Harga gabah yang dibeli dari petani menjadi salah satu isu utama. Harga sekitar Rp6.000 per kilogram disebut belum cukup untuk langsung menunjukkan bahwa petani memperoleh keuntungan.

Keuntungan petani perlu melihat biaya produksi yang mereka keluarkan. Harga gabah perlu dibandingkan dengan biaya pupuk, benih, dan kebutuhan produksi lainnya.

Nilai Tukar Petani atau NTP juga menjadi salah satu indikator yang digunakan untuk mengukur kondisi ekonomi petani. Kenaikan NTP menunjukkan perubahan dalam daya beli petani.

Namun, kenaikan tersebut perlu dibandingkan dengan tingkat inflasi. Perbandingan itu diperlukan untuk melihat apakah peningkatan pendapatan benar-benar meningkatkan kesejahteraan petani.

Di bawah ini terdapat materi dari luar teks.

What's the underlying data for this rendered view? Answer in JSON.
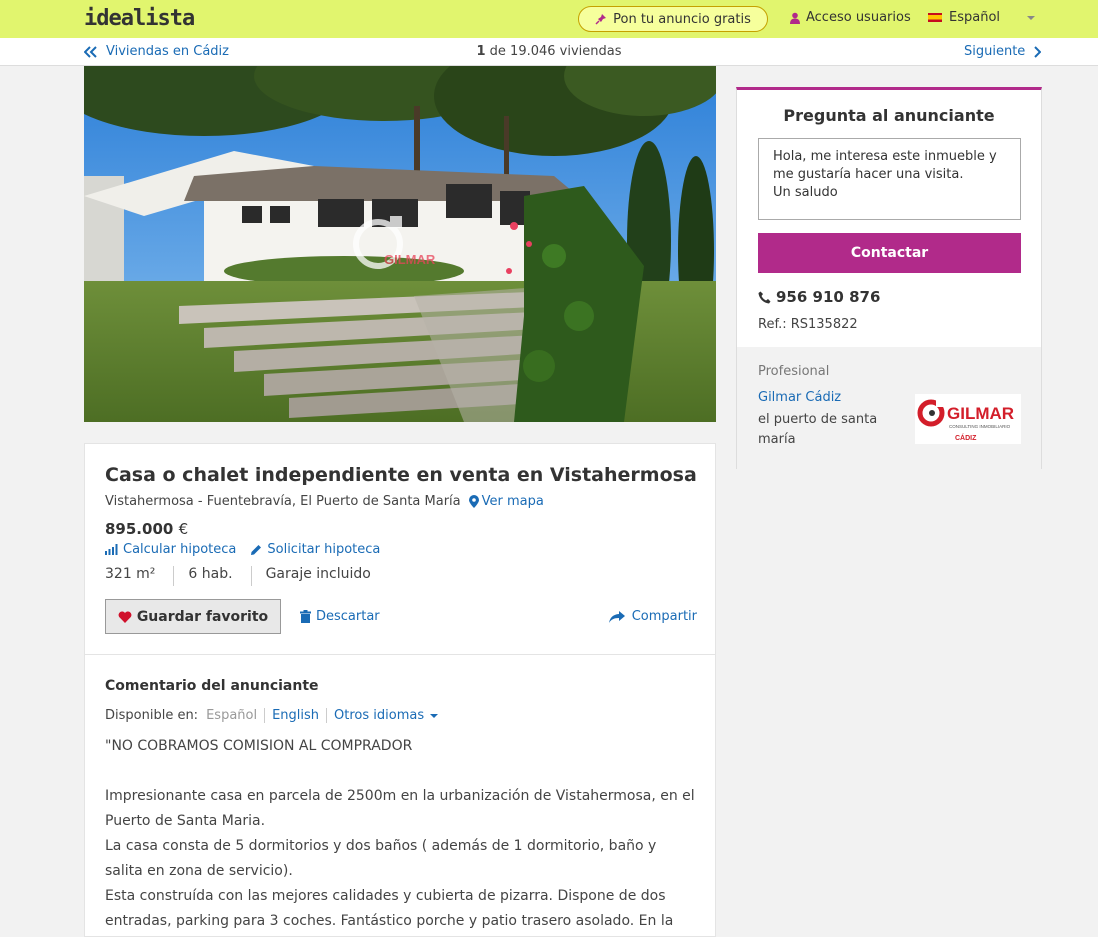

Kenaikan sejumlah indikator pertanian juga dinilai belum menunjukkan hasil yang maksimal. Pemerintah perlu melihat kekurangan yang masih terjadi agar dapat menentukan langkah perbaikan.

Persoalan pupuk turut menjadi perhatian dalam perdebatan tersebut. Petani menghadapi sejumlah persyaratan untuk mengakses pupuk.

Akses terhadap pupuk tidak selalu berjalan secara langsung. Petani perlu memenuhi ketentuan dan terdaftar dalam kelompok tani untuk memperoleh akses sesuai mekanisme yang berlaku.

Kritik terhadap kebijakan pertanian juga diarahkan kepada pihak yang terus memberikan pujian kepada pemerintah. Sikap tersebut dinilai dapat menghambat evaluasi terhadap berbagai persoalan yang masih dihadapi petani.

Pemerintah perlu mengevaluasi harga hasil pertanian, biaya produksi, dan akses pupuk secara menyeluruh. Evaluasi tersebut dapat menjadi dasar untuk meningkatkan kesejahteraan petani.